Here in America, we are at a crossroads. People still face extraordinary injustice, and we don’t seem to know how to talk about our history or even how to dialogue with each other. Having spent my career in education, I am glad to see it at the forefront of public dialogue, being recognized as the change-making agent that it can be, and to witness parents’ desire to be more engaged in their children’s learning.

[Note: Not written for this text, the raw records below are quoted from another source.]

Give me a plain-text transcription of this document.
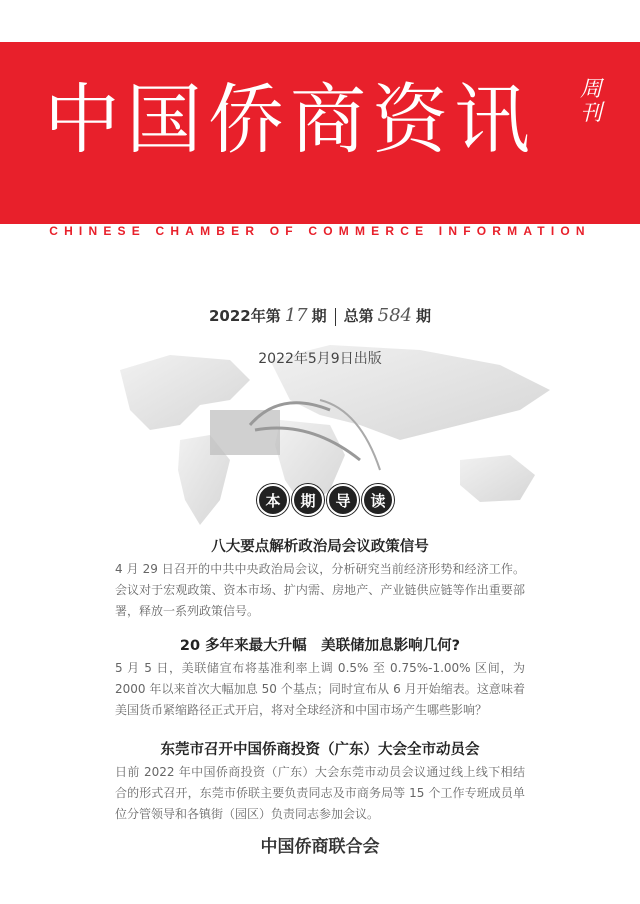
中国侨商资讯 周
刊
CHINESE CHAMBER OF COMMERCE INFORMATION
2022年第 17 期 总第 584 期
2022年5月9日出版
本	期	导	读
八大要点解析政治局会议政策信号

4 月 29 日召开的中共中央政治局会议，分析研究当前经济形势和经济工作。会议对于宏观政策、资本市场、扩内需、房地产、产业链供应链等作出重要部署，释放一系列政策信号。

20 多年来最大升幅　美联储加息影响几何?

5 月 5 日，美联储宣布将基准利率上调 0.5% 至 0.75%-1.00% 区间，为 2000 年以来首次大幅加息 50 个基点；同时宣布从 6 月开始缩表。这意味着美国货币紧缩路径正式开启，将对全球经济和中国市场产生哪些影响？

东莞市召开中国侨商投资（广东）大会全市动员会

日前 2022 年中国侨商投资（广东）大会东莞市动员会议通过线上线下相结合的形式召开，东莞市侨联主要负责同志及市商务局等 15 个工作专班成员单位分管领导和各镇街（园区）负责同志参加会议。

中国侨商联合会
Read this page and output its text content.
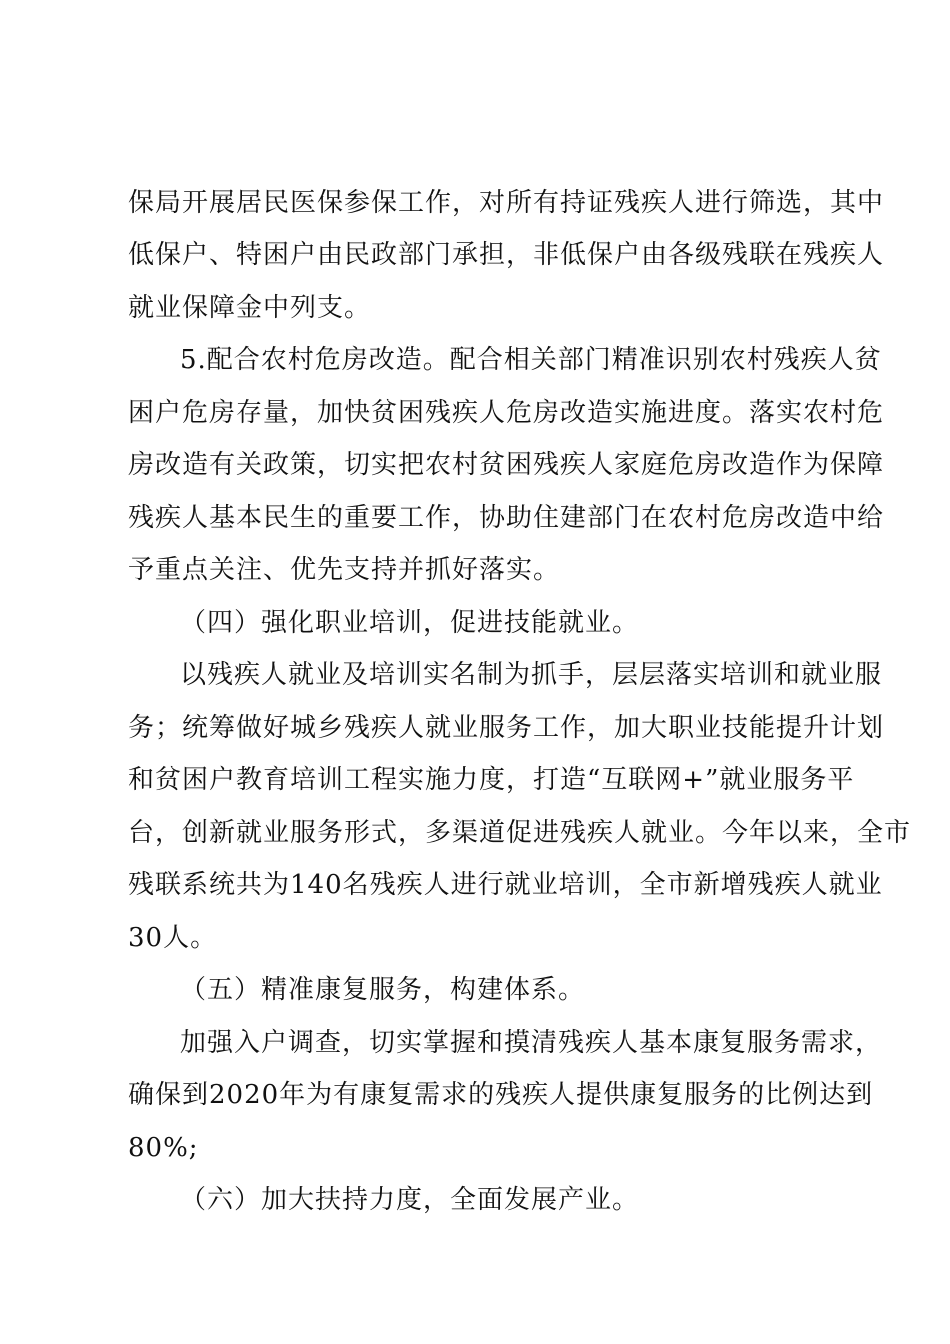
保局开展居民医保参保工作，对所有持证残疾人进行筛选，其中

低保户、特困户由民政部门承担，非低保户由各级残联在残疾人

就业保障金中列支。

5.配合农村危房改造。配合相关部门精准识别农村残疾人贫

困户危房存量，加快贫困残疾人危房改造实施进度。落实农村危

房改造有关政策，切实把农村贫困残疾人家庭危房改造作为保障

残疾人基本民生的重要工作，协助住建部门在农村危房改造中给

予重点关注、优先支持并抓好落实。

（四）强化职业培训，促进技能就业。

以残疾人就业及培训实名制为抓手，层层落实培训和就业服

务；统筹做好城乡残疾人就业服务工作，加大职业技能提升计划

和贫困户教育培训工程实施力度，打造“互联网+”就业服务平

台，创新就业服务形式，多渠道促进残疾人就业。今年以来，全市

残联系统共为140名残疾人进行就业培训，全市新增残疾人就业

30人。

（五）精准康复服务，构建体系。

加强入户调查，切实掌握和摸清残疾人基本康复服务需求，

确保到2020年为有康复需求的残疾人提供康复服务的比例达到

80%;

（六）加大扶持力度，全面发展产业。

But we are having the wrong conversation. Instead of talking about what students shouldn’t be learning and banning topics in classrooms, we should be rallying around what our students should be learning. Most parents agree that conscientious debate, accurate history, and access to information are essential for our kids and our country. They understand that it is essential for their children to have the knowledge and skills to thrive in a complicated, imperfect world. This sort of education is essential if we are to build a better society and stronger democracy.
If authentic, honest Holocaust education helped Germany transform its train stations from platforms of genocide to platforms of generosity, what could it do for America? We can be a country where our neighbors feel safe and welcome. We can be a country that stands up for the most vulnerable people, one with the courage to tell all the truths. We can create a society where people from different backgrounds meet at a bus station and are able to reflect plainly on the past and speak of progress. But first, we need to teach them how.
Laila Hirschfeld is an education advocate who has spent her career championing educators and students at all levels, from preschool to community college. Her father, Jack Hirschfeld, escaped Nazi Germany in 1938 as a toddler, one of only 38,000 Jews to successfully leave Austria and Germany that year.